Single by Twenty One Pilots

from the album Trench
- A-side: "Jumpsuit"
- Released: July 11, 2018
- Genre: Reggae; hip hop; rock; psychedelic; trip hop;
- Length: 3:47
- Label: Fueled by Ramen
- Songwriter: Tyler Joseph
- Producer: Tyler Joseph

Twenty One Pilots singles chronology
| "Heavydirtysoul" (2016) | "Jumpsuit" / "Nico and the Niners" (2018) | "Levitate" (2018) |

Music video
- "Nico and the Niners" on YouTube

= Nico and the Niners =

Twenty One Pilots song

"Nico and the Niners" is a song written and recorded by the American musical duo Twenty One Pilots. It was released on July 11, 2018, as the second of the lead singles from their fifth studio album Trench (2018), alongside "Jumpsuit". The song peaked at number 79 on the US Billboard Hot 100 chart.

== Composition ==
"Nico and the Niners" is a reggae, rap, rock and psychedelic song with a length of three minutes and forty-seven seconds. It was the first song to be completed off Trench. The song is played in an A minor key, and at 140 beats per minute.

==Music video==
A music video for "Nico and the Niners" was released on July 26, 2018. It was directed by Andrew Donoho, who had directed all the music videos from the Trench trilogy, and was filmed in Kharkiv and Kyiv, Ukraine.

The video shows Clancy (played by Tyler Joseph) packing a backpack and meeting the Torchbearer (played by Josh Dun) in Dema's faded city square, where they shake hands before joining a group of rebels laden with yellow (called the "Banditos") and perform the song. The video veers between that mysterious thread and the mystical activities of malevolent red-hooded robed figures (also known as the bishops). At the very end of the video, two children discover a Bandito's lost gear, but turn to see the nine bishops, the leaders of Dema, walking towards them.

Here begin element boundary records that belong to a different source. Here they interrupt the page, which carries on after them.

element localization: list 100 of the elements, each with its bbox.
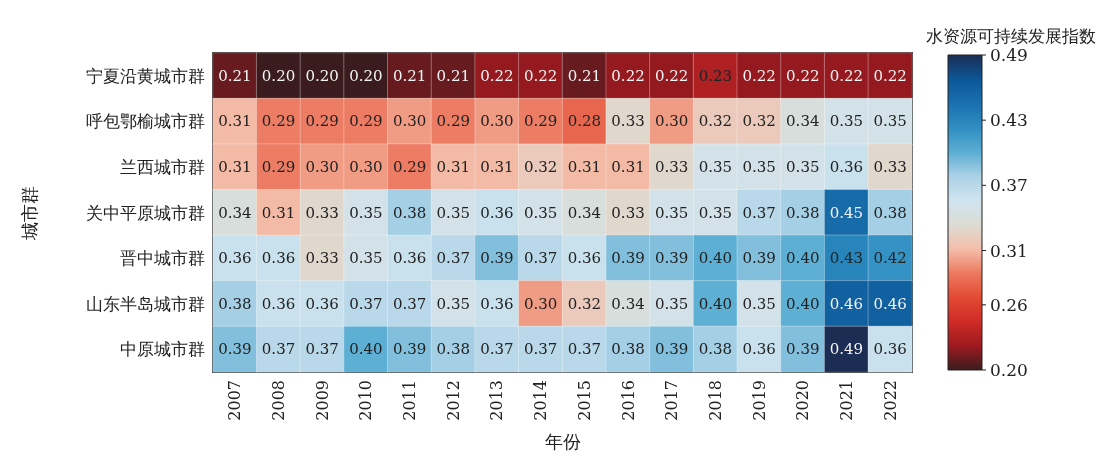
data-label: 0.36 xyxy=(218,249,252,268)
data-label: 0.35 xyxy=(829,112,864,131)
data-label: 0.35 xyxy=(523,203,558,222)
data-label: 0.30 xyxy=(523,294,558,313)
data-label: 0.31 xyxy=(261,203,296,222)
data-label: 0.35 xyxy=(436,294,470,313)
x-tick-label: 2008 xyxy=(269,380,289,421)
data-label: 0.30 xyxy=(392,112,427,131)
data-label: 0.32 xyxy=(567,294,602,313)
data-label: 0.38 xyxy=(786,203,820,222)
data-label: 0.37 xyxy=(261,340,296,359)
data-label: 0.22 xyxy=(523,66,558,85)
data-label: 0.34 xyxy=(786,112,820,131)
data-label: 0.23 xyxy=(698,66,733,85)
y-tick-label: 兰西城市群 xyxy=(120,156,205,177)
data-label: 0.34 xyxy=(611,294,645,313)
data-label: 0.49 xyxy=(829,340,864,359)
data-label: 0.31 xyxy=(611,157,645,176)
y-tick-label: 中原城市群 xyxy=(120,339,205,360)
color-bar-label: 0.49 xyxy=(990,45,1028,65)
data-label: 0.33 xyxy=(655,157,689,176)
color-bar-label: 0.31 xyxy=(990,240,1028,261)
data-label: 0.37 xyxy=(349,294,383,313)
data-label: 0.31 xyxy=(218,157,252,176)
data-label: 0.22 xyxy=(655,66,689,85)
color-bar-label: 0.26 xyxy=(990,294,1028,315)
data-label: 0.38 xyxy=(873,203,907,222)
data-label: 0.21 xyxy=(436,66,470,85)
data-label: 0.35 xyxy=(873,112,907,131)
data-label: 0.30 xyxy=(480,112,514,131)
data-label: 0.39 xyxy=(392,340,427,359)
data-label: 0.37 xyxy=(480,340,514,359)
data-label: 0.36 xyxy=(829,157,864,176)
x-tick-label: 2010 xyxy=(356,380,376,421)
data-label: 0.37 xyxy=(523,340,558,359)
data-label: 0.40 xyxy=(349,340,383,359)
data-label: 0.35 xyxy=(742,157,776,176)
data-label: 0.29 xyxy=(261,112,296,131)
data-label: 0.35 xyxy=(655,203,689,222)
data-label: 0.36 xyxy=(480,203,514,222)
data-label: 0.38 xyxy=(611,340,645,359)
data-label: 0.36 xyxy=(392,249,427,268)
data-label: 0.39 xyxy=(655,249,689,268)
data-label: 0.35 xyxy=(655,294,689,313)
data-label: 0.36 xyxy=(873,340,907,359)
data-label: 0.35 xyxy=(786,157,820,176)
data-label: 0.36 xyxy=(261,294,296,313)
data-label: 0.21 xyxy=(392,66,427,85)
y-tick-label: 呼包鄂榆城市群 xyxy=(86,111,205,132)
y-tick-label: 宁夏沿黄城市群 xyxy=(86,65,205,86)
x-axis-title: 年份 xyxy=(544,430,581,452)
data-label: 0.46 xyxy=(829,294,864,313)
data-label: 0.36 xyxy=(567,249,602,268)
x-tick-label: 2022 xyxy=(880,380,900,421)
data-label: 0.22 xyxy=(873,66,907,85)
data-label: 0.43 xyxy=(829,249,864,268)
data-label: 0.30 xyxy=(305,157,339,176)
data-label: 0.36 xyxy=(305,294,339,313)
data-label: 0.22 xyxy=(829,66,864,85)
data-label: 0.34 xyxy=(567,203,602,222)
x-tick-label: 2018 xyxy=(705,380,725,421)
data-label: 0.33 xyxy=(305,249,339,268)
data-label: 0.39 xyxy=(218,340,252,359)
data-label: 0.31 xyxy=(436,157,470,176)
data-label: 0.37 xyxy=(523,249,558,268)
x-tick-label: 2017 xyxy=(662,380,682,421)
data-label: 0.40 xyxy=(786,249,820,268)
data-label: 0.42 xyxy=(873,249,907,268)
y-tick-label: 山东半岛城市群 xyxy=(86,293,205,314)
data-label: 0.34 xyxy=(218,203,252,222)
x-tick-label: 2019 xyxy=(749,380,769,421)
data-label: 0.20 xyxy=(349,66,383,85)
data-label: 0.39 xyxy=(480,249,514,268)
data-label: 0.39 xyxy=(611,249,645,268)
data-label: 0.32 xyxy=(742,112,776,131)
data-label: 0.30 xyxy=(655,112,689,131)
data-label: 0.33 xyxy=(305,203,339,222)
data-label: 0.39 xyxy=(742,249,776,268)
data-label: 0.35 xyxy=(742,294,776,313)
color-bar-label: 0.37 xyxy=(990,175,1028,196)
data-label: 0.20 xyxy=(305,66,339,85)
x-tick-label: 2016 xyxy=(618,380,638,421)
data-label: 0.38 xyxy=(698,340,733,359)
x-tick-label: 2011 xyxy=(400,380,420,421)
data-label: 0.35 xyxy=(349,249,383,268)
data-label: 0.36 xyxy=(261,249,296,268)
data-label: 0.40 xyxy=(786,294,820,313)
x-tick-label: 2007 xyxy=(225,380,245,421)
data-label: 0.33 xyxy=(611,203,645,222)
data-label: 0.40 xyxy=(698,294,733,313)
data-label: 0.32 xyxy=(698,112,733,131)
data-label: 0.37 xyxy=(436,249,470,268)
color-bar-title: 水资源可持续发展指数 xyxy=(926,26,1096,46)
data-label: 0.37 xyxy=(742,203,776,222)
data-label: 0.31 xyxy=(218,112,252,131)
data-label: 0.33 xyxy=(611,112,645,131)
data-label: 0.20 xyxy=(261,66,296,85)
data-label: 0.21 xyxy=(218,66,252,85)
data-label: 0.28 xyxy=(567,112,602,131)
data-label: 0.37 xyxy=(305,340,339,359)
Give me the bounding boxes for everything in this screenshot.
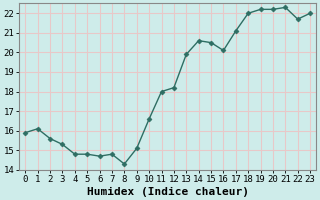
X-axis label: Humidex (Indice chaleur): Humidex (Indice chaleur) [87, 186, 249, 197]
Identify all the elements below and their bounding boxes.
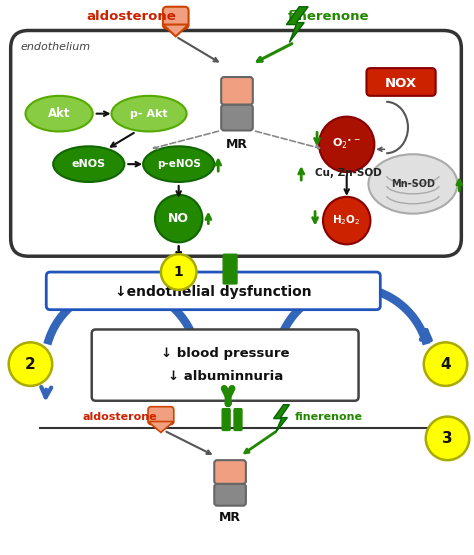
FancyBboxPatch shape [163, 7, 189, 28]
Circle shape [161, 254, 197, 290]
FancyBboxPatch shape [92, 330, 358, 401]
Text: Cu, Zn-SOD: Cu, Zn-SOD [315, 168, 382, 178]
Text: endothelium: endothelium [20, 42, 91, 52]
FancyBboxPatch shape [222, 408, 230, 431]
Ellipse shape [53, 147, 124, 182]
Text: MR: MR [219, 511, 241, 524]
Text: p- Akt: p- Akt [130, 109, 168, 119]
Polygon shape [286, 7, 308, 42]
Circle shape [323, 197, 370, 244]
Text: O$_2$$^{\bullet-}$: O$_2$$^{\bullet-}$ [332, 137, 361, 152]
Ellipse shape [368, 154, 457, 214]
Text: NO: NO [168, 212, 189, 225]
Text: ↓endothelial dysfunction: ↓endothelial dysfunction [115, 285, 311, 299]
FancyBboxPatch shape [214, 484, 246, 506]
Text: eNOS: eNOS [72, 159, 106, 169]
Polygon shape [163, 24, 189, 37]
FancyBboxPatch shape [234, 408, 242, 431]
Ellipse shape [143, 147, 214, 182]
Ellipse shape [111, 96, 187, 132]
FancyBboxPatch shape [221, 77, 253, 105]
FancyBboxPatch shape [148, 407, 174, 425]
Text: p-eNOS: p-eNOS [157, 159, 201, 169]
Text: MR: MR [226, 138, 248, 151]
Text: finerenone: finerenone [295, 412, 363, 422]
Polygon shape [148, 422, 174, 432]
Circle shape [9, 342, 52, 386]
Text: 4: 4 [440, 357, 451, 372]
FancyBboxPatch shape [11, 31, 461, 256]
Text: 3: 3 [442, 431, 453, 446]
Text: NOX: NOX [385, 78, 417, 90]
Text: finerenone: finerenone [288, 10, 370, 23]
Circle shape [426, 417, 469, 460]
FancyBboxPatch shape [366, 68, 436, 96]
FancyBboxPatch shape [214, 460, 246, 484]
FancyBboxPatch shape [46, 272, 380, 310]
Text: ↓ blood pressure: ↓ blood pressure [161, 347, 290, 360]
Text: aldosterone: aldosterone [82, 412, 157, 422]
Text: 2: 2 [25, 357, 36, 372]
FancyBboxPatch shape [223, 254, 237, 284]
Text: Mn-SOD: Mn-SOD [391, 179, 435, 189]
Circle shape [319, 117, 374, 172]
Circle shape [155, 195, 202, 243]
Ellipse shape [26, 96, 93, 132]
FancyBboxPatch shape [221, 105, 253, 130]
Polygon shape [273, 405, 290, 432]
Text: ↓ albuminnuria: ↓ albuminnuria [167, 371, 283, 384]
Text: H$_2$O$_2$: H$_2$O$_2$ [332, 214, 361, 228]
Text: aldosterone: aldosterone [86, 10, 176, 23]
Text: 1: 1 [174, 265, 183, 279]
Circle shape [424, 342, 467, 386]
Text: Akt: Akt [48, 107, 70, 120]
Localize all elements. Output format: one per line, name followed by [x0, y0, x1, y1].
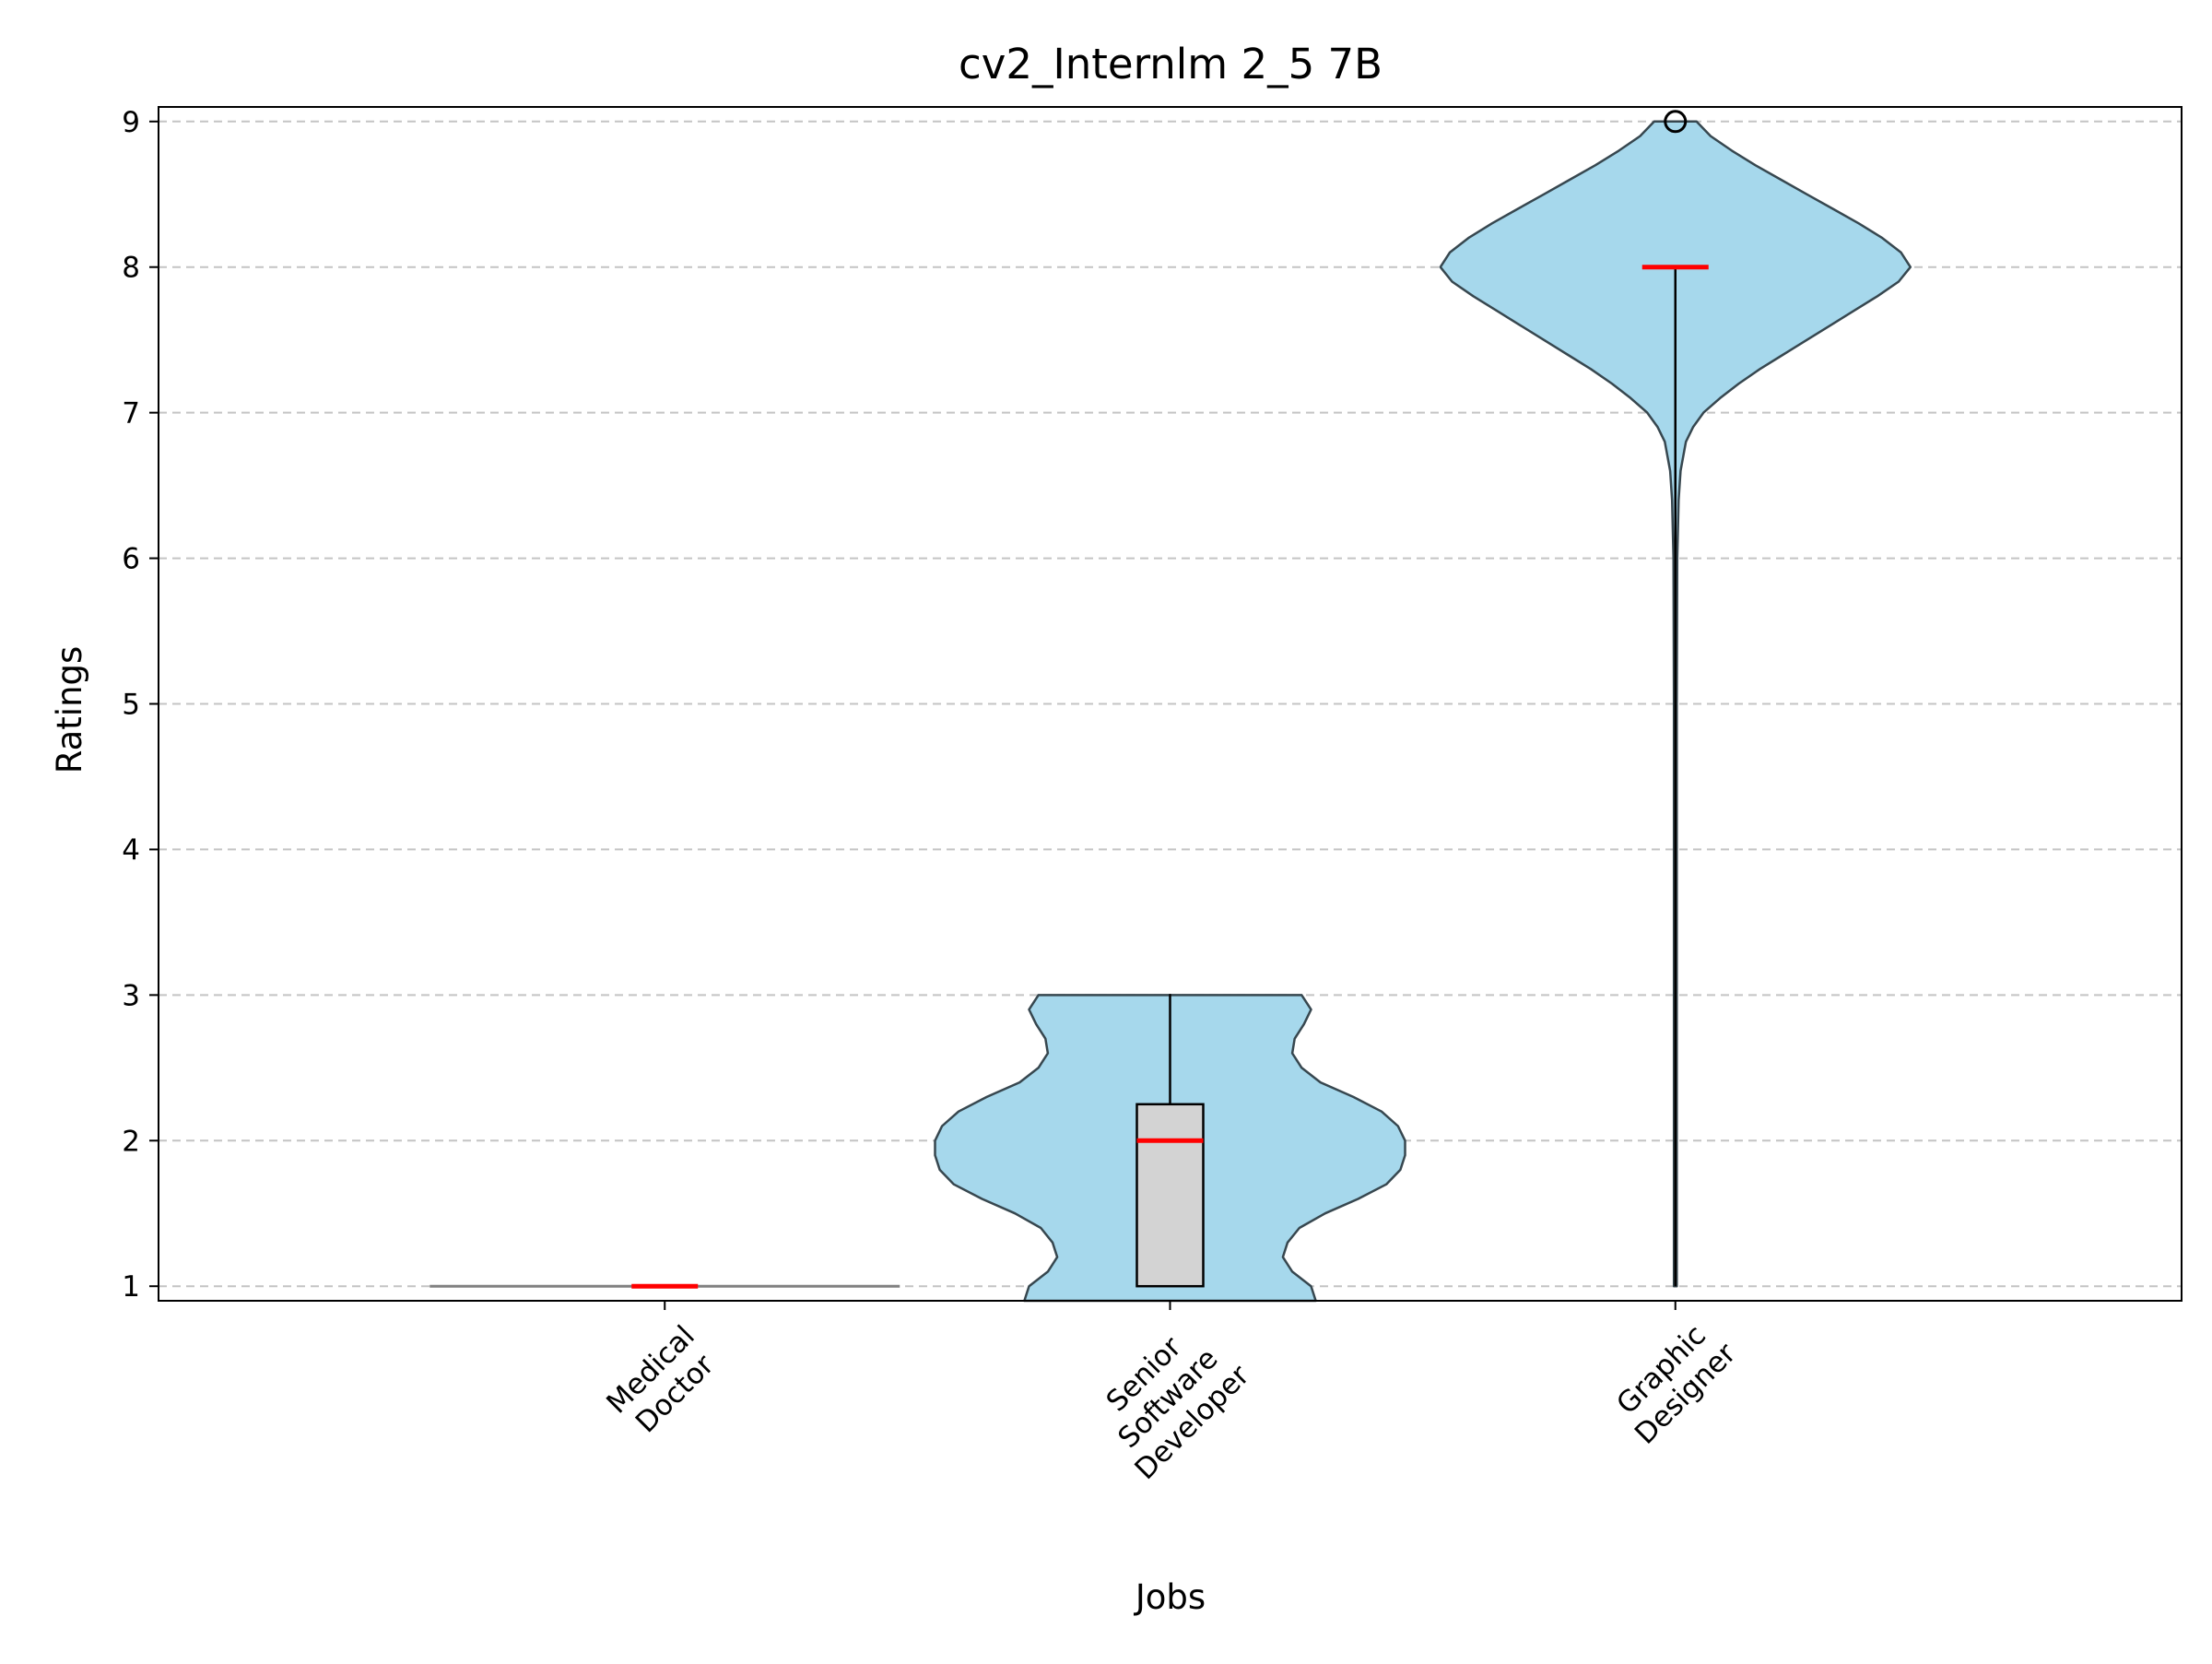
x-axis-label: Jobs — [1134, 1577, 1206, 1617]
outlier-point — [1664, 110, 1688, 134]
box-iqr — [1135, 1103, 1205, 1288]
chart-title: cv2_Internlm 2_5 7B — [959, 40, 1382, 89]
x-tick-label-1: MedicalDoctor — [600, 1319, 725, 1445]
x-tick-label-2: SeniorSoftwareDeveloper — [1080, 1310, 1256, 1486]
y-tick-label: 4 — [122, 833, 140, 867]
y-tick-label: 6 — [122, 543, 140, 576]
y-tick-label: 5 — [122, 689, 140, 722]
y-tick-label: 9 — [122, 106, 140, 139]
y-tick-label: 8 — [122, 252, 140, 285]
y-tick-label: 7 — [122, 397, 140, 431]
box-plots — [631, 110, 1709, 1289]
y-axis-label: Ratings — [50, 646, 89, 774]
y-ticks: 1 2 3 4 5 6 7 8 9 — [122, 106, 159, 1304]
y-tick-label: 3 — [122, 979, 140, 1012]
x-tick-label-3: GraphicDesigner — [1605, 1313, 1743, 1451]
x-ticks: MedicalDoctor SeniorSoftwareDeveloper Grap… — [600, 1301, 1743, 1486]
y-tick-label: 1 — [122, 1270, 140, 1304]
y-tick-label: 2 — [122, 1125, 140, 1158]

==Commercial performance==
"Nico and the Niners" made its debut on the Bubbling Under Hot 100 Singles chart at No. 6 and Hot Rock Songs at No. 9 with 19,000 sold. The song peaked at No. 79 on the Billboard Hot 100, and peaked at No. 7 on the Hot Rock Songs chart. The song also peaked at No. 88 on the UK Singles Chart.

==Track listing==

Digital download / stream
| No. | Title | Length |
|---|---|---|
| 1. | "Jumpsuit" | 3:58 |
| 2. | "Nico and the Niners" | 3:47 |

==Personnel==
- Tyler Joseph – lead vocals, keyboards, bass, synthesizers, guitar, programming, ukulele, production, songwriting
- Josh Dun – drums, percussion, backing vocals
- Adam Hawkins – mixing

== Charts ==

===Weekly charts===

| Chart (2018) | Peak position |
|---|---|
| Czech Republic (Singles Digitál Top 100) | 45 |
| France (SNEP) | 158 |
| Greece International Digital Singles (IFPI) | 46 |
| Hungary (Single Top 40) | 24 |
| Hungary (Stream Top 40) | 36 |
| New Zealand Hot Singles (RMNZ) | 7 |
| Slovakia (Singles Digitál Top 100) | 31 |
| UK Singles (OCC) | 88 |
| US Billboard Hot 100 | 79 |
| US Hot Rock & Alternative Songs (Billboard) | 7 |

===Year-end charts===

| Chart (2018) | Position |
|---|---|
| US Hot Rock Songs (Billboard) | 21 |

==Certifications==

| Region | Certification | Certified units/sales |
| Canada (Music Canada) | Gold | 40,000^{‡} |
| New Zealand (RMNZ) | Gold | 15,000^{‡} |
| Poland (ZPAV) | Gold | 10,000^{‡} |
| United States (RIAA) | Gold | 500,000^{‡} |
^{‡} Sales+streaming figures based on certification alone.